Aurelius Augustinus (354–430) early Christian theologian and philosopher

Source: On the Mystical Body of Christ, pp. 424-425
Context: What does the Scripture mean when it tells us of the body of one man so extended in space that all can kill him? We must understand these words of ourselves, of our Church, or the body of Christ. For Jesus Christ is one man, having a Head and a body. The Saviour of the body and the members of the body are two in one flesh, and in one voice, and in one passion, and, when iniquity shall have passed away, in one repose.

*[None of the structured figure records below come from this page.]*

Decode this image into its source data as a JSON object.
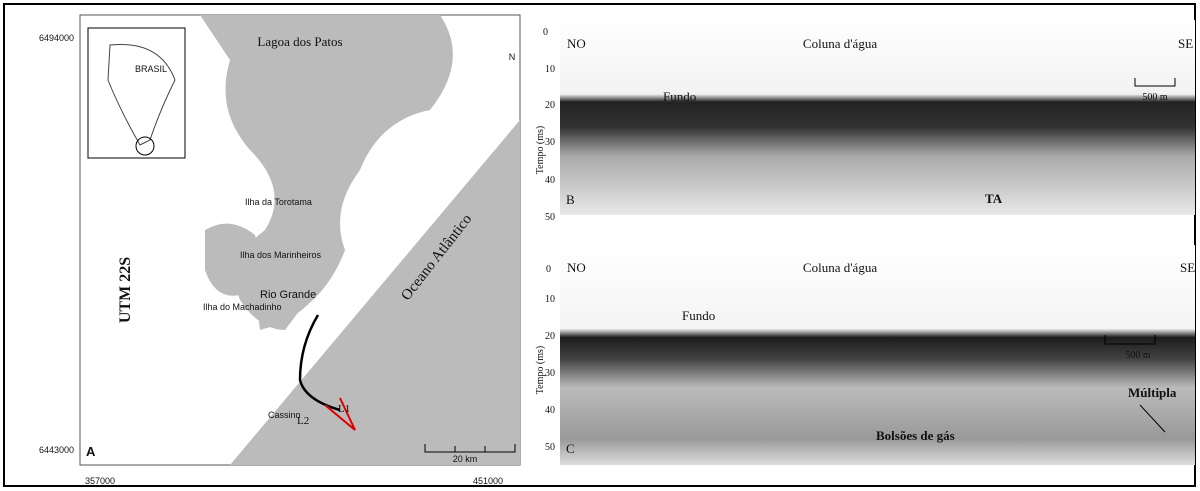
{
  "map": {
    "panel": "A",
    "y_coords": [
      "6494000",
      "6443000"
    ],
    "x_coords": [
      "357000",
      "451000"
    ],
    "lagoon": "Lagoa dos Patos",
    "north": "N",
    "inset": "BRASIL",
    "projection": "UTM 22S",
    "islands": [
      "Ilha da Torotama",
      "Ilha dos Marinheiros",
      "Ilha do Machadinho"
    ],
    "city": "Rio Grande",
    "ocean": "Oceano Atlântico",
    "beach": "Cassino",
    "lines": [
      "L2",
      "L1"
    ],
    "scale": "20 km"
  },
  "profile_b": {
    "panel": "B",
    "left": "NO",
    "center": "Coluna d'água",
    "right": "SE",
    "scale": "500 m",
    "floor": "Fundo",
    "axis": "Tempo (ms)",
    "ticks": [
      0,
      10,
      20,
      30,
      40,
      50
    ],
    "unit": "TA"
  },
  "profile_c": {
    "panel": "C",
    "left": "NO",
    "center": "Coluna d'água",
    "right": "SE",
    "scale": "500 m",
    "floor": "Fundo",
    "axis": "Tempo (ms)",
    "ticks": [
      0,
      10,
      20,
      30,
      40,
      50
    ],
    "gas": "Bolsões de gás",
    "multiple": "Múltipla"
  }
}
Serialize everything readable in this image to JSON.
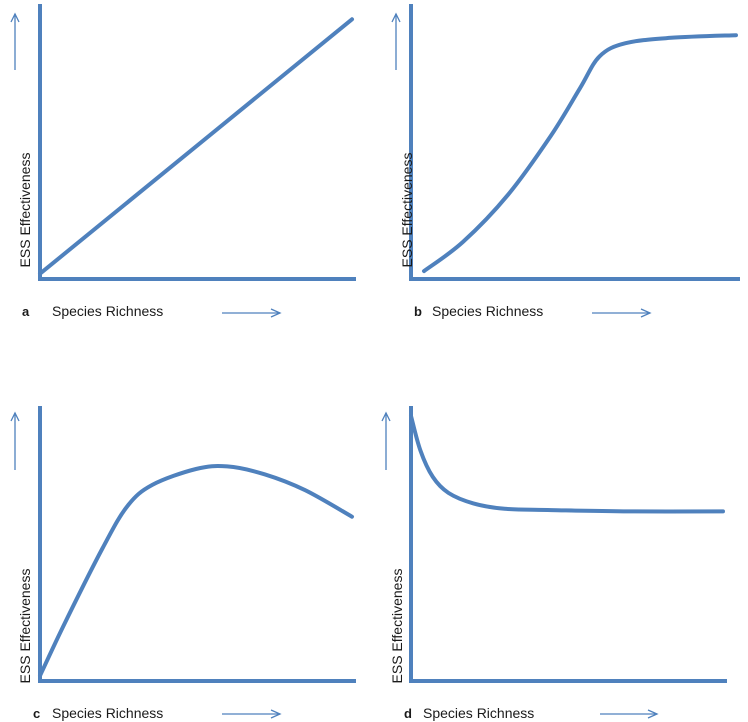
{
  "colors": {
    "line": "#4f81bd",
    "axis": "#4f81bd",
    "arrow": "#4f81bd",
    "text": "#1a1a1a"
  },
  "chart_data": [
    {
      "type": "line",
      "panel": "a",
      "xlabel": "Species Richness",
      "ylabel": "ESS Effectiveness",
      "x_ticks": "none",
      "y_ticks": "none",
      "grid": false,
      "xlim": [
        0,
        1
      ],
      "ylim": [
        0,
        1
      ],
      "series": [
        {
          "x": [
            0,
            1
          ],
          "y": [
            0.02,
            0.98
          ]
        }
      ]
    },
    {
      "type": "line",
      "panel": "b",
      "xlabel": "Species Richness",
      "ylabel": "ESS Effectiveness",
      "x_ticks": "none",
      "y_ticks": "none",
      "grid": false,
      "xlim": [
        0,
        1
      ],
      "ylim": [
        0,
        1
      ],
      "series": [
        {
          "x": [
            0.04,
            0.16,
            0.3,
            0.43,
            0.52,
            0.58,
            0.66,
            0.8,
            1.0
          ],
          "y": [
            0.03,
            0.14,
            0.32,
            0.54,
            0.72,
            0.84,
            0.89,
            0.91,
            0.92
          ]
        }
      ]
    },
    {
      "type": "line",
      "panel": "c",
      "xlabel": "Species Richness",
      "ylabel": "ESS Effectiveness",
      "x_ticks": "none",
      "y_ticks": "none",
      "grid": false,
      "xlim": [
        0,
        1
      ],
      "ylim": [
        0,
        1
      ],
      "series": [
        {
          "x": [
            0,
            0.08,
            0.2,
            0.28,
            0.36,
            0.5,
            0.6,
            0.72,
            0.85,
            1.0
          ],
          "y": [
            0.02,
            0.22,
            0.5,
            0.66,
            0.74,
            0.8,
            0.81,
            0.78,
            0.72,
            0.62
          ]
        }
      ]
    },
    {
      "type": "line",
      "panel": "d",
      "xlabel": "Species Richness",
      "ylabel": "ESS Effectiveness",
      "x_ticks": "none",
      "y_ticks": "none",
      "grid": false,
      "xlim": [
        0,
        1
      ],
      "ylim": [
        0,
        1
      ],
      "series": [
        {
          "x": [
            0,
            0.03,
            0.07,
            0.12,
            0.2,
            0.3,
            0.45,
            0.7,
            1.0
          ],
          "y": [
            1.0,
            0.87,
            0.77,
            0.71,
            0.67,
            0.65,
            0.645,
            0.64,
            0.64
          ]
        }
      ]
    }
  ]
}
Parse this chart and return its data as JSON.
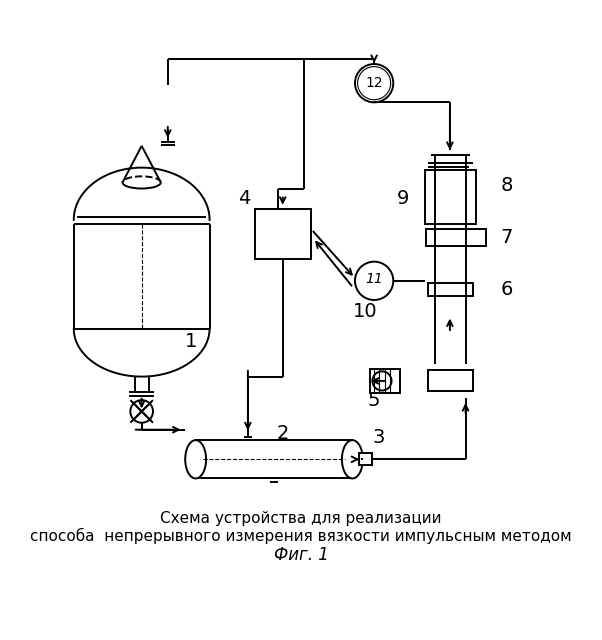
{
  "title_line1": "Схема устройства для реализации",
  "title_line2": "способа  непрерывного измерения вязкости импульсным методом",
  "title_line3": "Фиг. 1",
  "bg_color": "#ffffff",
  "line_color": "#000000",
  "figsize": [
    6.02,
    6.4
  ],
  "dpi": 100
}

And so the passion of Christ is not in Christ alone; and yet the passion of Christ is in Christ alone. For if in Christ you consider both the Head and the body, the Christ’s passion is in Christ alone; but if by Christ you mean only the Head, then Christ’s passion is not in Christ alone. Hence if you are in the members of Christ, all you who hear me, and even you who hear me not (though you do hear, if you are united with the members of Christ), whatever you suffer at the hands of those who are no among the members of Christ, was lacking to the sufferings of Christ. It is added precisely because it was lacking. You fill up the measure; you do not cause it to overflow. You will suffer just so much as must be added of your sufferings to the complete passion of Christ, who suffered as our Head and who continues to suffer in His members, that is, in us. Into this common treasury each pays what he owes, and according to each one’s ability we all contribute our share of suffering. The full measure of the Passion will not be attained until the end of the world.